Republic vows to oppose amnesty for Troubles security forces
The Irish government will oppose any form of amnesty for security force members as part of measures to address the legacy of the Troubles.
Dublin last night pledged to challenge the statute of limitations proposal which is to be floated in a British Government public consultation document.
Human rights and victims groups also came out strongly against the move.
An Irish Department of Foreign Affairs spokesman warned it would "not look favourably" on any form of amnesty for security forces or paramilitaries.
"There are no amnesties from prosecution provided for in the Good Friday Agreement or any subsequent agreements including the Stormont House Agreement," he said.
"The government's position is and will remain that the rule of law, including the requirement under Article 2 of the European Convention on Human Rights, for effective investigations of unlawful killings, must be upheld by all responsible authorities." Sinn Fein president Gerry Adams accused London of an "act of bad faith" and said neither his party nor the Irish government had been consulted about the proposal while the SDLP and Alliance also voiced their opposition.
Amnesty International said any statute of limitations imposed to block investigations for killings or torture carried out by the security forces would be "an utter betrayal of victims' fundamental rights to justice".
Relatives For Justice said the proposal was "a slap in the face to victims of state violence - it once again casts them as second class citizens".
A range of mechanisms to deal with the Troubles legacy were agreed by the parties in the 2014 Stormont House Agreement - an amnesty was not among them.
The agreed proposals included a new independent investigatory unit, a truth recovery body and an oral archive.
They were put on hold due to ongoing political disagreement with republicans fearing the UK Government would cite national security as a reason to withhold documents from victims' families.
Secretary of State James Brokenshire announced in September that he was planning to launch a public consultation exercise in an attempt to move the situation on.
It was expected to focus on the Stormont House Agreement mechanisms, but Sinn Fein emerged from its meeting with Prime Minister Theresa May (above) yesterday claiming that a new statute of limitation proposal had been inserted into the consultation document.
A Northern Ireland Office spokesman said the Government believed the Stormont House Agreement proposals still represented the "best means" to address legacy issues.
However, he said that for it to be an "open and meaningful consultation" the public should have its say on alternative approaches, such as the statute of limitations proposal.
Support for an amnesty is strong among DUP and Tory MPs.

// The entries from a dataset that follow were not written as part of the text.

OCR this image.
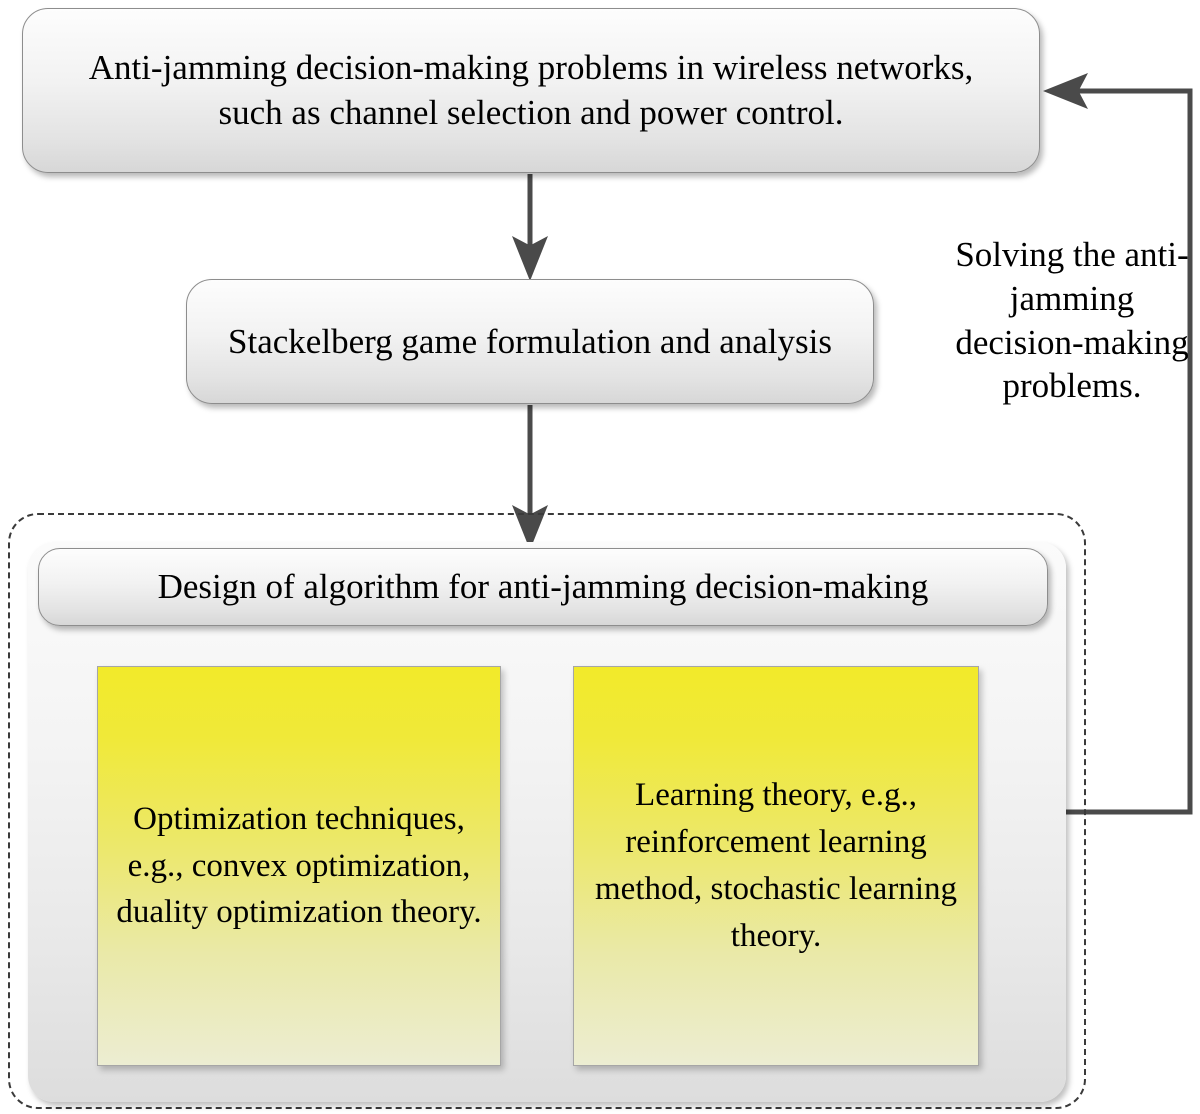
Anti-jamming decision-making problems in wireless networks, such as channel selection and power control.
Stackelberg game formulation and analysis
Design of algorithm for anti-jamming decision-making
Optimization techniques, e.g., convex optimization, duality optimization theory.
Learning theory, e.g., reinforcement learning method, stochastic learning theory.
Solving the anti-jamming decision-making problems.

However, UUP MLA Doug Beattie (inset) said legal experts believed it would "inevitably have to be extended to cover all Troubles-related deaths and open the door to a general amnesty for everyone, including terrorists".
He added: "We need to be very careful that in our desire to prevent former police officers and soldiers from being the victims of a witch hunt, we do not inadvertently open the door to an amnesty for the very terrorists they risked their lives to defeat."
SDLP MLA Dolores Kelly added: "The British Government cannot allow any amnesty for any violent perpetrators.
"Victims and survivors of the Troubles deserve truth and justice. The British state and others must deliver that justice. No-one should be off-limits to the rule of law." Alliance Leader Naomi Long said: "Justice and the rule of law cannot be adjusted to make people differently accountable for their actions.
"In all cases, we should follow the evidence to wherever that leads.
"Members of the armed forces should be treated exactly the same as anyone else in a similar situation."